From the UPSC perspective, the following things are important:
Prelims level: CCHS & associated facts
Mains level: Not Much
- An infant under treatment in Delhi’s is suffering from a rare disease with less than 1,000 known cases all over the world.
- Those suffering from the disease, called Congenital Central Hypoventilation Syndrome (CCHS), can lose their life if they fall into deep sleep.
A look at how it affects the body:
- CCHS is a disorder of the nervous system in which the cue to breathe is lost when the patient goes to sleep.
- This results in a lack of oxygen and a build-up of carbon dioxide in the body, which can sometimes turn fatal.
- A typical presentation of the lack of breathing is when the lips start turning blue.
- This, in turn, is a typical feature of a carbon dioxide build-up, and is also seen in babies with congenital heart problems when the extremities of the body are deprived of oxygen.
- Though the name describes the disorder as congenital, some forms of the disease may also be present in adults.

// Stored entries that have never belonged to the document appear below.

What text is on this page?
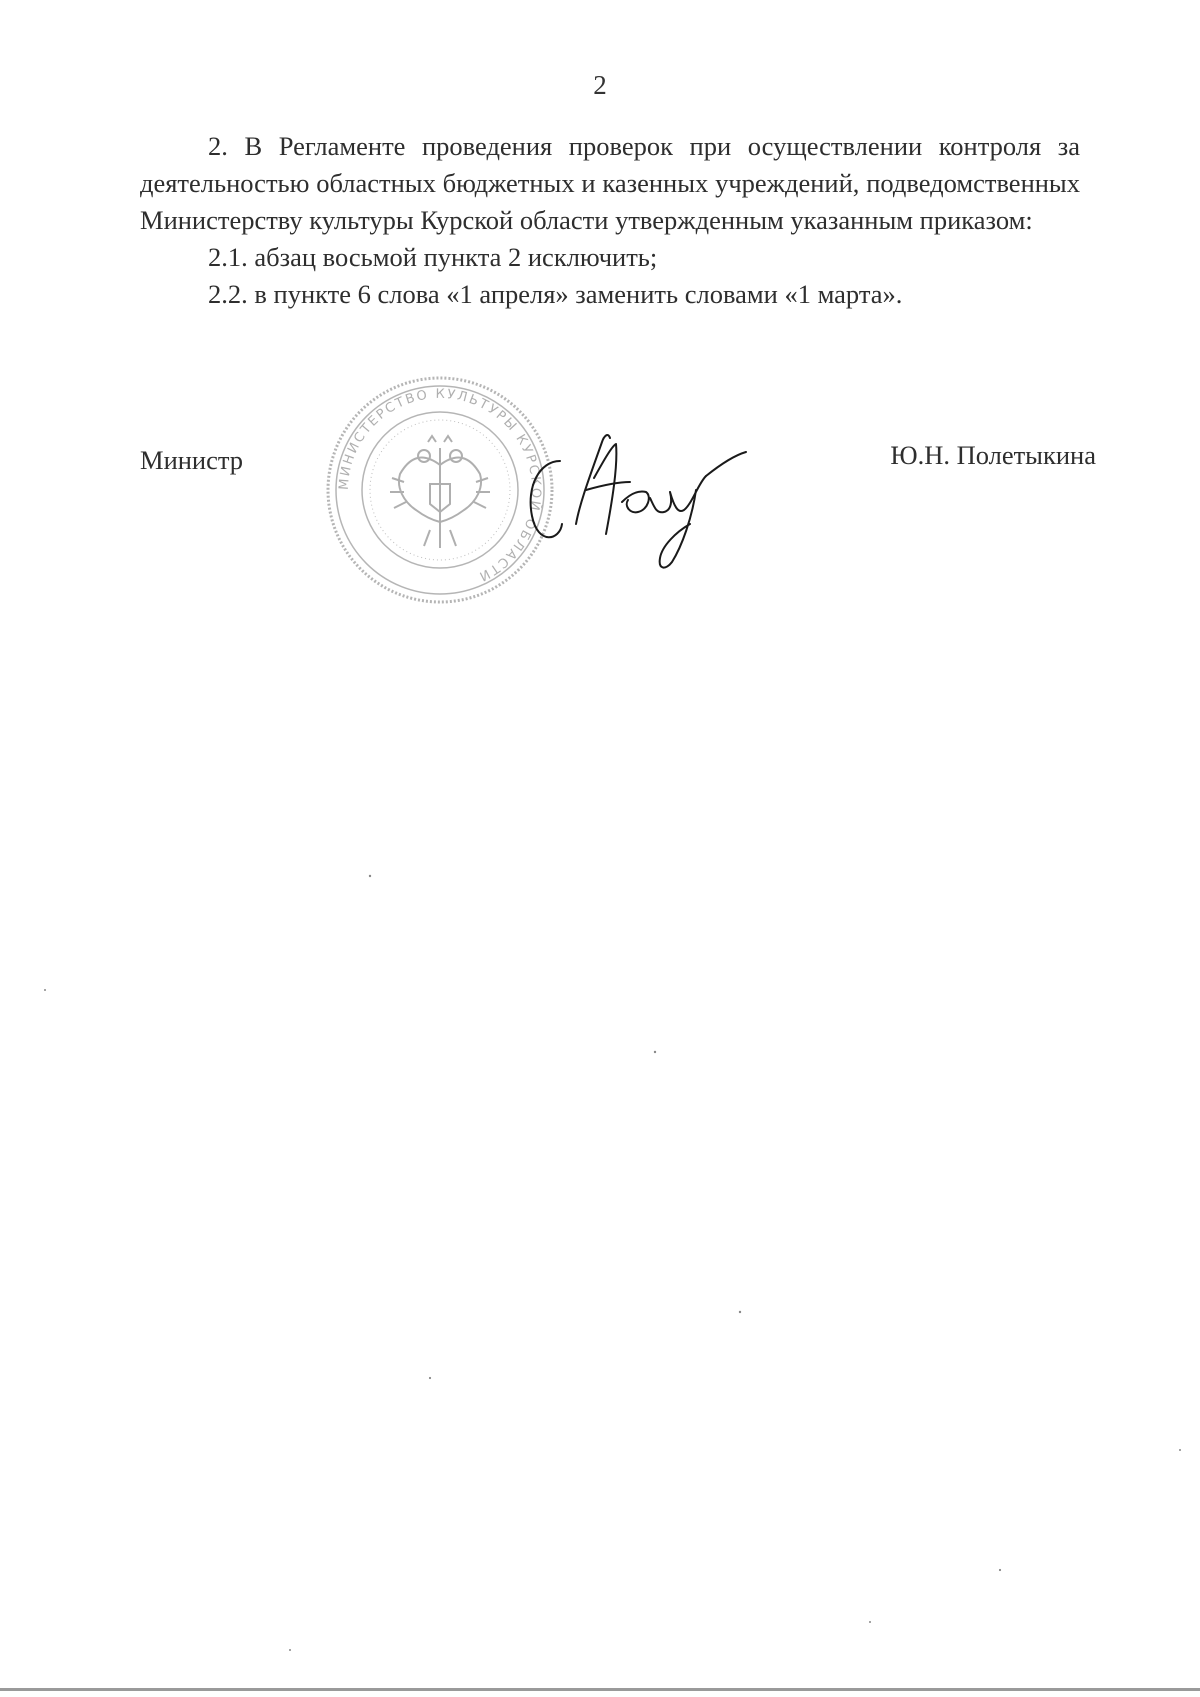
2

2. В Регламенте проведения проверок при осуществлении контроля за деятельностью областных бюджетных и казенных учреждений, подведомственных Министерству культуры Курской области утвержденным указанным приказом:

2.1. абзац восьмой пункта 2 исключить;

2.2. в пункте 6 слова «1 апреля» заменить словами «1 марта».

Министр
МИНИСТЕРСТВО КУЛЬТУРЫ КУРСКОЙ ОБЛАСТИ
Ю.Н. Полетыкина
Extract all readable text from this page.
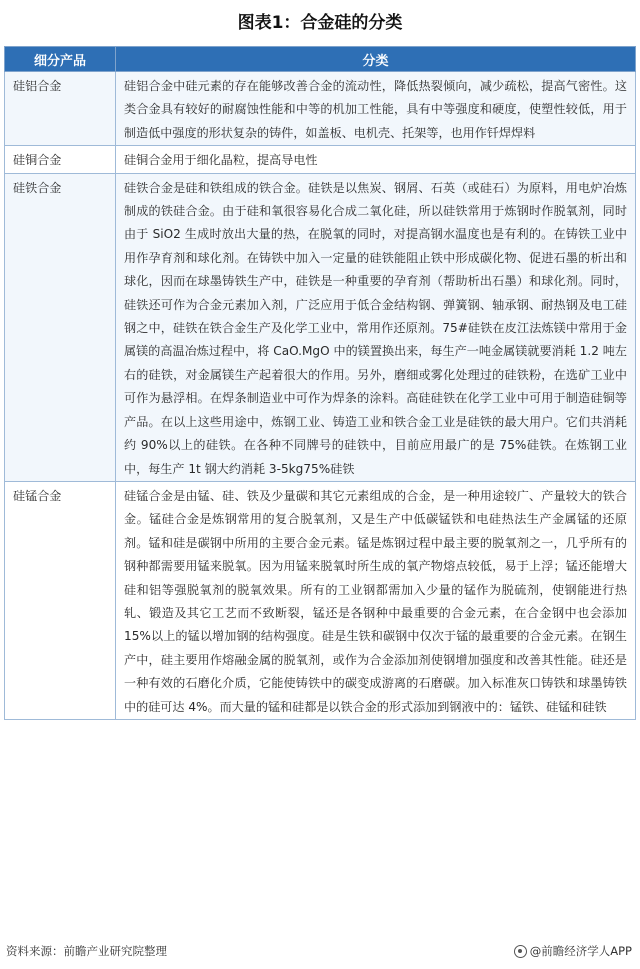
图表1：合金硅的分类
细分产品	分类
硅铝合金	硅铝合金中硅元素的存在能够改善合金的流动性，降低热裂倾向，减少疏松，提高气密性。这类合金具有较好的耐腐蚀性能和中等的机加工性能，具有中等强度和硬度，使塑性较低，用于制造低中强度的形状复杂的铸件，如盖板、电机壳、托架等，也用作钎焊焊料
硅铜合金	硅铜合金用于细化晶粒，提高导电性
硅铁合金	硅铁合金是硅和铁组成的铁合金。硅铁是以焦炭、钢屑、石英（或硅石）为原料，用电炉冶炼制成的铁硅合金。由于硅和氧很容易化合成二氧化硅，所以硅铁常用于炼钢时作脱氧剂，同时由于 SiO2 生成时放出大量的热，在脱氧的同时，对提高钢水温度也是有利的。在铸铁工业中用作孕育剂和球化剂。在铸铁中加入一定量的硅铁能阻止铁中形成碳化物、促进石墨的析出和球化，因而在球墨铸铁生产中，硅铁是一种重要的孕育剂（帮助析出石墨）和球化剂。同时，硅铁还可作为合金元素加入剂，广泛应用于低合金结构钢、弹簧钢、轴承钢、耐热钢及电工硅钢之中，硅铁在铁合金生产及化学工业中，常用作还原剂。75#硅铁在皮江法炼镁中常用于金属镁的高温冶炼过程中，将 CaO.MgO 中的镁置换出来，每生产一吨金属镁就要消耗 1.2 吨左右的硅铁，对金属镁生产起着很大的作用。另外，磨细或雾化处理过的硅铁粉，在选矿工业中可作为悬浮相。在焊条制造业中可作为焊条的涂料。高硅硅铁在化学工业中可用于制造硅铜等产品。在以上这些用途中，炼钢工业、铸造工业和铁合金工业是硅铁的最大用户。它们共消耗约 90%以上的硅铁。在各种不同牌号的硅铁中，目前应用最广的是 75%硅铁。在炼钢工业中，每生产 1t 钢大约消耗 3-5kg75%硅铁
硅锰合金	硅锰合金是由锰、硅、铁及少量碳和其它元素组成的合金，是一种用途较广、产量较大的铁合金。锰硅合金是炼钢常用的复合脱氧剂，又是生产中低碳锰铁和电硅热法生产金属锰的还原剂。锰和硅是碳钢中所用的主要合金元素。锰是炼钢过程中最主要的脱氧剂之一，几乎所有的钢种都需要用锰来脱氧。因为用锰来脱氧时所生成的氧产物熔点较低，易于上浮；锰还能增大硅和铝等强脱氧剂的脱氧效果。所有的工业钢都需加入少量的锰作为脱硫剂，使钢能进行热轧、锻造及其它工艺而不致断裂，锰还是各钢种中最重要的合金元素，在合金钢中也会添加 15%以上的锰以增加钢的结构强度。硅是生铁和碳钢中仅次于锰的最重要的合金元素。在钢生产中，硅主要用作熔融金属的脱氧剂，或作为合金添加剂使钢增加强度和改善其性能。硅还是一种有效的石磨化介质，它能使铸铁中的碳变成游离的石磨碳。加入标准灰口铸铁和球墨铸铁中的硅可达 4%。而大量的锰和硅都是以铁合金的形式添加到钢液中的：锰铁、硅锰和硅铁
资料来源：前瞻产业研究院整理	@前瞻经济学人APP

- The disease is also known as Ondine’s Curse.
- Ondine, a nymph in French mythology, had cursed her unfaithful husband that he would forget to breathe the moment he fell asleep.
- The mutation of a gene called PHOX2B, which is crucial for the maturation of nerve cells in the body, can cause CCHS.
- The mutation is of a dominant trait — if just one of the gene pair changes, the effects would show. It can also be genetically acquired, which is when it is congenital.
- However, sudden mutation is more common than a transmission of the mutated gene from parent to child.
- The US National Institutes of Health (NIH) estimates that 90% of all known cases of CCHS are actually not inherited from a parent.
- Apart from the apparent signs of oxygen deficiency, CCHS patients also have problems in regulation of heart rate and blood pressure, sweat profusely, often have constipation and cannot always feel pain.
- Many of them suffer from neural tumours.
- In some patients, there is a deficiency of the growth hormone and a propensity of the body to produce much more insulin than is normal.
- Treatment typically includes mechanical ventilation or use of a diaphragm pacemaker.
- People who have been diagnosed as newborns and adequately ventilated throughout childhood may reach the age of 20 to 30 years, and can live independently.
- In the later-onset form, people who were diagnosed when they were 20 years or older have now reached the age of 30 to 55 years.